Put in a call to Red Hot Chili Peppers and Jane's Addiction guitarist Dave Navarro and you don't have a chat, you have a multimedia experience. He phones up his friends to conference you in. He plays a doctored version of Marilyn Manson's "The Beautiful People." He executes a credible imitation of Scatman Crothers in The Shining, then plays snippets of tracks by Spread, his project-in-progress with Peppers drummer Chad Smith (Dave sings!). In addition to the upcoming album, Navarro is making an autobiographical movie. A lot of attention has been focused on him lately, what with the recent Jane's Addiction Relapse Tour, his own well-publicized relapse and Marilyn Manson's allegations that Navarro once begged to give him a blow job. P.S. Did you know he has a tattoo that says Love Fades, a line from Annie Hall?
You and your cousin Johnny have a film column in Bikini magazine. Which films have you disagreed violently about?
The Empire Strikes Back and Star Wars. Basically, Empire is the electric-car syndrome: As great an idea as it is, it's not a great car, because the technology isn't there yet. In Star Wars the technology was much more believable – and we also got to watch Luke grow from farm boy to Jedi, whereas in Empire we watched him grow from Jedi to asshole Jedi. There's one scene where Luke is eating some kind of food bar and Yoda's saying, "I'm hungry. Give me that." Luke takes a bite, decides he doesn't like it and throws it away. And Yoda – his mouth doesn't even move with his words. Could you hold, please? [Returns] Hello.

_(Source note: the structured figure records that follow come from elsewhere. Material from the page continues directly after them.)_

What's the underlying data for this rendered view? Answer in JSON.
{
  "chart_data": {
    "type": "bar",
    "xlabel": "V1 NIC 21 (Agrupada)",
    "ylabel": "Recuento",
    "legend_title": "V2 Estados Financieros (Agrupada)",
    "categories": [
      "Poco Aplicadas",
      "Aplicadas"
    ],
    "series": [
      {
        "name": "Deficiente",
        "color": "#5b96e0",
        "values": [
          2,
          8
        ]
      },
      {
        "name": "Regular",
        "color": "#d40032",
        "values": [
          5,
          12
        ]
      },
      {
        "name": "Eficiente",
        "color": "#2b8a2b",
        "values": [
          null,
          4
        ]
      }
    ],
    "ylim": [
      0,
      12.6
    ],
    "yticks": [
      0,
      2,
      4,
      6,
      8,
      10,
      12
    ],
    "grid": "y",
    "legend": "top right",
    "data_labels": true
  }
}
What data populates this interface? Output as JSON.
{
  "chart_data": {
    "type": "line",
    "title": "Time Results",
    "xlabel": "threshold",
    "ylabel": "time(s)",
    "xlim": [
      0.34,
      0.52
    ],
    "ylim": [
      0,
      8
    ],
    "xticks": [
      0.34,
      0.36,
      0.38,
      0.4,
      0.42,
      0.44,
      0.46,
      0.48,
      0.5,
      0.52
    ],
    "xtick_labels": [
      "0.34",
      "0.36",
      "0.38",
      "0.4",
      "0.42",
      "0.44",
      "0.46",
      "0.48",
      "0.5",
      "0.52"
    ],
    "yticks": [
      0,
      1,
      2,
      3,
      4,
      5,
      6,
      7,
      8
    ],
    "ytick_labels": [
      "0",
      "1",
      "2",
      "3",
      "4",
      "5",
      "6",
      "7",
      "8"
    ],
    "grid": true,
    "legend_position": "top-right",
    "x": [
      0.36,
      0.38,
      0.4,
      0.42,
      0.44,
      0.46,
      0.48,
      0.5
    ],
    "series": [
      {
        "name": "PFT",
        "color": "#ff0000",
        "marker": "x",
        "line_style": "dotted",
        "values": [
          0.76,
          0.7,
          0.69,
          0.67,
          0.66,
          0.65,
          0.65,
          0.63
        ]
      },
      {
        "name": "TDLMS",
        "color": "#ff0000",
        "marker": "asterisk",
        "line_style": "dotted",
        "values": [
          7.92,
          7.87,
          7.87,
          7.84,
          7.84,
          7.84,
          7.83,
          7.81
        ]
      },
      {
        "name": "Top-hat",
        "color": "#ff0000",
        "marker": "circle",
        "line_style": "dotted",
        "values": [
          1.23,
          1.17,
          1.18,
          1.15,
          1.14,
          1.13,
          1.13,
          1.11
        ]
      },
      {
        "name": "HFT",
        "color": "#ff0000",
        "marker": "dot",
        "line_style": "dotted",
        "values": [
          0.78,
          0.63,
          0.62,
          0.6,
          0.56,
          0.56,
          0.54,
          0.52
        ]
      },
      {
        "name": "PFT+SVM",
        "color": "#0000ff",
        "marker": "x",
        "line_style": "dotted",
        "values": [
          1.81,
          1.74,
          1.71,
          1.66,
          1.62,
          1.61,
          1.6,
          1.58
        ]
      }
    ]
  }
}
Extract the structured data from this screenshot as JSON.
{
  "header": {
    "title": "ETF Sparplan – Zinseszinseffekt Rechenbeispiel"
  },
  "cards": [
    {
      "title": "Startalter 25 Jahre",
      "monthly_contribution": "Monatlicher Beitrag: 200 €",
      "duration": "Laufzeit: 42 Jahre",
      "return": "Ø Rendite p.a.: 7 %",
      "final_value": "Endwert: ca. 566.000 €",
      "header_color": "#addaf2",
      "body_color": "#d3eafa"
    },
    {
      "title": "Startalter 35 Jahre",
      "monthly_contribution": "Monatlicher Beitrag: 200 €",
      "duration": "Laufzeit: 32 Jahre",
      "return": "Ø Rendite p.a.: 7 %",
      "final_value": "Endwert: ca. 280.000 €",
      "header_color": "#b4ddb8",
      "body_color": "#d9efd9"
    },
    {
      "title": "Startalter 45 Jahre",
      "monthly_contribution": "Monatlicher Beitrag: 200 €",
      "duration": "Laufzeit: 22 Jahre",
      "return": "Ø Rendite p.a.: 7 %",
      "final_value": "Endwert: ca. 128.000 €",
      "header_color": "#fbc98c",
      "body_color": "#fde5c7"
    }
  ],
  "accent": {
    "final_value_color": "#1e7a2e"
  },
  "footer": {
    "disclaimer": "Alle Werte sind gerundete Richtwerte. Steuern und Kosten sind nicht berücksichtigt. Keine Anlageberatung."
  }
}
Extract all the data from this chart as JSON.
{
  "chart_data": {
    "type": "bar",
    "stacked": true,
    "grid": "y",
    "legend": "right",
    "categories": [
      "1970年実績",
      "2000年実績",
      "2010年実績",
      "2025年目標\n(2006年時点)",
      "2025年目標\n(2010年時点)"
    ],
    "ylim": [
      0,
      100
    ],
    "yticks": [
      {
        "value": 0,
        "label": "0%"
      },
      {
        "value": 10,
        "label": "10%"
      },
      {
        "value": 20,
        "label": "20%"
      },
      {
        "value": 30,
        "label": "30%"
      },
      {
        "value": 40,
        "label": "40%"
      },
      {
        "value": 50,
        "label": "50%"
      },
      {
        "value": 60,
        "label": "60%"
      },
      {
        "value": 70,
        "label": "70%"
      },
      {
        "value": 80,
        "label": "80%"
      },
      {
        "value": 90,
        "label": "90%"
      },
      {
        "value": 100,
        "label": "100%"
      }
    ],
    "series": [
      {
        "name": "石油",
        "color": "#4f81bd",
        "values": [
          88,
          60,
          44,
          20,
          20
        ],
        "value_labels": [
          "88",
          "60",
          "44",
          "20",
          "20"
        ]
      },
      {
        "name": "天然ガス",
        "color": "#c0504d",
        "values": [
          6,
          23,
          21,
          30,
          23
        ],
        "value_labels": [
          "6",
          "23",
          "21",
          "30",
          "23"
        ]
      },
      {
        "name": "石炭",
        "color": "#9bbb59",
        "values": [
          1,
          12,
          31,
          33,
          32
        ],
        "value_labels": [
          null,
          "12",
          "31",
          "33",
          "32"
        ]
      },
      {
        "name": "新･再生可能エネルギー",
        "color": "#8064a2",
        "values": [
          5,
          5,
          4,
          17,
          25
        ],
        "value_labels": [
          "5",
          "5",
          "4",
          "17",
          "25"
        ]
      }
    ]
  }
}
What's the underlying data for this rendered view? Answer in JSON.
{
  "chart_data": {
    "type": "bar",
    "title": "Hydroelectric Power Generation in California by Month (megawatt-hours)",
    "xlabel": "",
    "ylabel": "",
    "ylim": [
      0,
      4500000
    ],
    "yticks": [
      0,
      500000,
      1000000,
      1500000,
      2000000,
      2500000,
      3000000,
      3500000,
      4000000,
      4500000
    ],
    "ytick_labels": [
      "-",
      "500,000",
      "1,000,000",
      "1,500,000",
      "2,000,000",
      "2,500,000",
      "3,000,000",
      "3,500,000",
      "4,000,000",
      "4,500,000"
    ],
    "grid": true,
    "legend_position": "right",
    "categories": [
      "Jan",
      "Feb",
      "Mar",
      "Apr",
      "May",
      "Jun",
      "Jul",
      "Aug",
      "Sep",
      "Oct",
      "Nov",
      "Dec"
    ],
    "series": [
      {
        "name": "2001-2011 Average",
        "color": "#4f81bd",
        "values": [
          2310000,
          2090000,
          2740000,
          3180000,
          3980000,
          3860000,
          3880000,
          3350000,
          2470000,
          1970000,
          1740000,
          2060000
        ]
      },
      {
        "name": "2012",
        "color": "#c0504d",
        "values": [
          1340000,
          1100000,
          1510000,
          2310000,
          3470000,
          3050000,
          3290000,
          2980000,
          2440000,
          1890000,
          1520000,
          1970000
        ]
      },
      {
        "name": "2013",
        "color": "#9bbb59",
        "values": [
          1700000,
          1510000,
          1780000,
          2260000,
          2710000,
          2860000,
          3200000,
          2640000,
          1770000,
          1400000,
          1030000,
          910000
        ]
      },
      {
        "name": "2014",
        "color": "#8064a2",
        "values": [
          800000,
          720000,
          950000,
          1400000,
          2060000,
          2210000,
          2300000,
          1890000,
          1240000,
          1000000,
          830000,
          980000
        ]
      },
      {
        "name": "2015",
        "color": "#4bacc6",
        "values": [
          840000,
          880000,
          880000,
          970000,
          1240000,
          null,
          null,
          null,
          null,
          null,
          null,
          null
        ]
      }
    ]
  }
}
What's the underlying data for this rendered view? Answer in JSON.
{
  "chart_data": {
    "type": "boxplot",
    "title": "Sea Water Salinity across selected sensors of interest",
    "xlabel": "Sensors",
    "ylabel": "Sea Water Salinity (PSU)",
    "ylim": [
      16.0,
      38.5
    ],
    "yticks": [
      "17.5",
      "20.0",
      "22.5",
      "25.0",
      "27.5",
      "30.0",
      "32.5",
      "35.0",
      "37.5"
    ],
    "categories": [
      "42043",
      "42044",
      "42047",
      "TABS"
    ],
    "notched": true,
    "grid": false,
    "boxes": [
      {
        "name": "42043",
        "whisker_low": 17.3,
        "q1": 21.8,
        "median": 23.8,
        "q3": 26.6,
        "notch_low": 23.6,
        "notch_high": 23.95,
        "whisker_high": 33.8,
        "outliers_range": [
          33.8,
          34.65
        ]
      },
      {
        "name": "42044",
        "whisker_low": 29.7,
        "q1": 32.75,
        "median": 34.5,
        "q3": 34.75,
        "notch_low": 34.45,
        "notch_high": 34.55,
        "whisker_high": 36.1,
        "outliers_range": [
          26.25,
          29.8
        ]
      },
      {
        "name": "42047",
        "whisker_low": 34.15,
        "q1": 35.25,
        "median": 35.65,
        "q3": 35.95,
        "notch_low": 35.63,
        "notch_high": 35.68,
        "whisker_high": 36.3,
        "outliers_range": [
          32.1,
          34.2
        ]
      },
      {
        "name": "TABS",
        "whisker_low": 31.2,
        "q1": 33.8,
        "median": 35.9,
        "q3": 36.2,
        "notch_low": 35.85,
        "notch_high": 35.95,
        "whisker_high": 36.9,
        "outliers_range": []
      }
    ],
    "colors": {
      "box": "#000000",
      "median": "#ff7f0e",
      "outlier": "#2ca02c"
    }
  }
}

What's with all these calls?
Aw, man. Chicks. No, there's no chicks. I'm single. Since the tour. A couple of months.
You seem a tad bitter.
Oh, I'm bitter. Wait until you hear the Spread record. It deals with the darker side of myself, whether it's women or prostitution or mothers or . . . it's a well-rounded account of my relationships with women. I don't want it to be arty and self-indulgent – although it totally is. The whole thing is like, basically, "Poor me, I'm in pain; have sex with me because my mom died when I was fifteen." [Greets a woman] My housekeeper is here. [Whispers] I always play with her. If I ever hear something loud, like if she ever drops an ashtray or something, I'll scream, "Sylvia, goddamn it! What the hell's going on?" She used to flip out. Now she doesn't even pay attention. You know, I've got a coffin in here.
And she just sprays a little Pledge on it, and everything's cool?
Yeah. Nothing bothers her. I had a urine-specimen jar in the kitchen. On the label it said Gene Hackman. Didn't faze her.
This whole Marilyn Manson debacle: Let's discuss.
He claims that at a party, he had to fend me off because I was trying to give him a blow job. The thing with me that guys like him don't get is that as soon as I can say or do the one thing that makes them uncomfortable, that's what I do, over and over again. So, yeah, I did mention that to him, and we used to joke about creating a rumor that he and I are gay lovers. Then his autobiography came out, and I'm going, "What the hell is this all about?" But at the end of the day, the guy's got a shelf life left of about a year and a half. If he wants to dress up like a clown and jump around and be Mr. Scary . . .
Tell me a story about the Jane's tour.
At our San Francisco show, this girl who runs a Web site called Dave Navarro Is God gave me a T-shirt that said I am God. A few days later we played Vegas, and I was an emotional mess, and Perry [Farrell] came down to my room to talk to me because I was going through a rough time with my relationship that was ending, and I began to cry. At one point I got up to wash my hands, and as I was weeping and sobbing, I looked in the mirror and caught a glimpse of myself whimpering like a baby, wearing a shirt that said I am God on it. It put a lot of things in perspective. [Sound of tapping on a keyboard] OK, I just e-mailed you a photo that I think should run with this [a grisly shot appears of Navarro in a coffin, double-exposed with an image of him shooting up].
I don't know if we can run this.
You gotta. There's a message in there: Drugs will kill you.
Speaking of . . .
I think that answers every question you can have.
OK. What is going on with the Chili Peppers?
No final conclusions have been drawn. My priority is the Spread record.
Before we go – the most underrated film of the past year, please.
I'd have to say Baps.
This story is from the March 19th, 1998 issue of Rolling Stone.